As the International Code Council (ICC) 2016 Committee Action Hearings continued this past weekend, numerous glazing and fenestration-related proposals were approved—many involving daylighting.

Among the approved changes in the International Energy Conservation Code (IECC) was one (C402.4.1.2) that increased skylight area from five to six percent when daylighting controls are used, aligning the IECC code percentage with ASHRAE 90.1.

Meanwhile, CE98-16, which was approved as modified, revised some verbiage in the code, replacing “under skylights” with “toplight” and adding “sidelight” while removing “adjacent to vertical fenestration.”

“This section and figure titles need to reflect the same names as the requirements within them do,” proponent Hope Medina of the Colorado chapter of ICC explained. “That way people can find what they’re looking for.”

CE102-16 was also approved as modified. The change moves daylight definitions and pictures to an earlier section in the code for ease of use. Like CE98-16, it doesn’t add or alter requirements, but was done for clarification purposes.

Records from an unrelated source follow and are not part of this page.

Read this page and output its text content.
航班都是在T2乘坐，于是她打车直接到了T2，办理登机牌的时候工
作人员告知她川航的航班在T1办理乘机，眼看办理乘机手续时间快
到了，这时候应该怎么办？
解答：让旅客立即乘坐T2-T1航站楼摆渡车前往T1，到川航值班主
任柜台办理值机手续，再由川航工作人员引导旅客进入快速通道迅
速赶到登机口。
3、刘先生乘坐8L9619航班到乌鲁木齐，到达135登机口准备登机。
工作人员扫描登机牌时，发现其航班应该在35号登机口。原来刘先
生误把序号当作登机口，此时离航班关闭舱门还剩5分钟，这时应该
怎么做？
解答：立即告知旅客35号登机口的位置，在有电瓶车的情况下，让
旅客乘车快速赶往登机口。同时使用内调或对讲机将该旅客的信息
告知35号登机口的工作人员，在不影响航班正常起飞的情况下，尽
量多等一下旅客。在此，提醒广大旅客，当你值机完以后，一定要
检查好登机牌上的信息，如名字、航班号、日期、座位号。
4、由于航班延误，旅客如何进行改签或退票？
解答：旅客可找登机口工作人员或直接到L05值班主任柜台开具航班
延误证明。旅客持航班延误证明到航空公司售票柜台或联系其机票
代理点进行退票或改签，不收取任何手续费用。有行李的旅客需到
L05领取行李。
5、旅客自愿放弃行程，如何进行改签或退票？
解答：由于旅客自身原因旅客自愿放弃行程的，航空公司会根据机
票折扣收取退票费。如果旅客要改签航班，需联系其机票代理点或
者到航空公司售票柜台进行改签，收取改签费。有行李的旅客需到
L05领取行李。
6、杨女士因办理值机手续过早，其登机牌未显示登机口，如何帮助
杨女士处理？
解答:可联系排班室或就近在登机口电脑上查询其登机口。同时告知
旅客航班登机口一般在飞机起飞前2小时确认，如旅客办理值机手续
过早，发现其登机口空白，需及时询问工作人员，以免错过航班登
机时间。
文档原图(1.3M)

Another proposal approved as modified was CE192-16. This adds the option for lighting power density to be reduced by a certain percentage in daylit areas in exchange for an exception to daylight responsive controls. It doesn’t change the actual code requirements, but gives the lighting designer that option.

Other industry-related clarifications included alterations to CE72-16, which involves U, C and F-factors of building envelopes. Proponents lobbied for a change to fix an “editorial oversight.”

Tom Culp of the Glazing Industry Code Committee said Table C402.4 was omitted in the previous wording, and the proposal also had a statement added “to make it clear that fenestration must still meet the applicable SHGC requirements.”

Additionally, the document now references C402.1.5 in the alterations section to refer to specific values in the envelope performance alternative. Editorial changes to the language in skylight codes were updated for new skylights replacing old ones.

In the International Residential Code, RB254-16 also had changes approved. Jeff Inks of the Window and Door Manufacturers Association (WDMA) said the changes clarify that the use of the 0.6 conversion multiplier is allowed when determining wind pressures in accordance with ASCE 7 and various other tests.

“While that is what the existing provision allows … [it] is not entirely clear and has led to confusion,” Inks said.

Proponents of RE184-16 were also successful in changing code wording. They added once sentence which clarifies “that the weighted average performance of replacement window units can be used for compliance purposes.”

CE 48-16, also proposed by Culp, was updated. The change relocated the provision for replacement fenestration from Section 401C for general provisions to the “more appropriate” Section C503 for alterations, which is where residential fenestration is addressed in the IECC.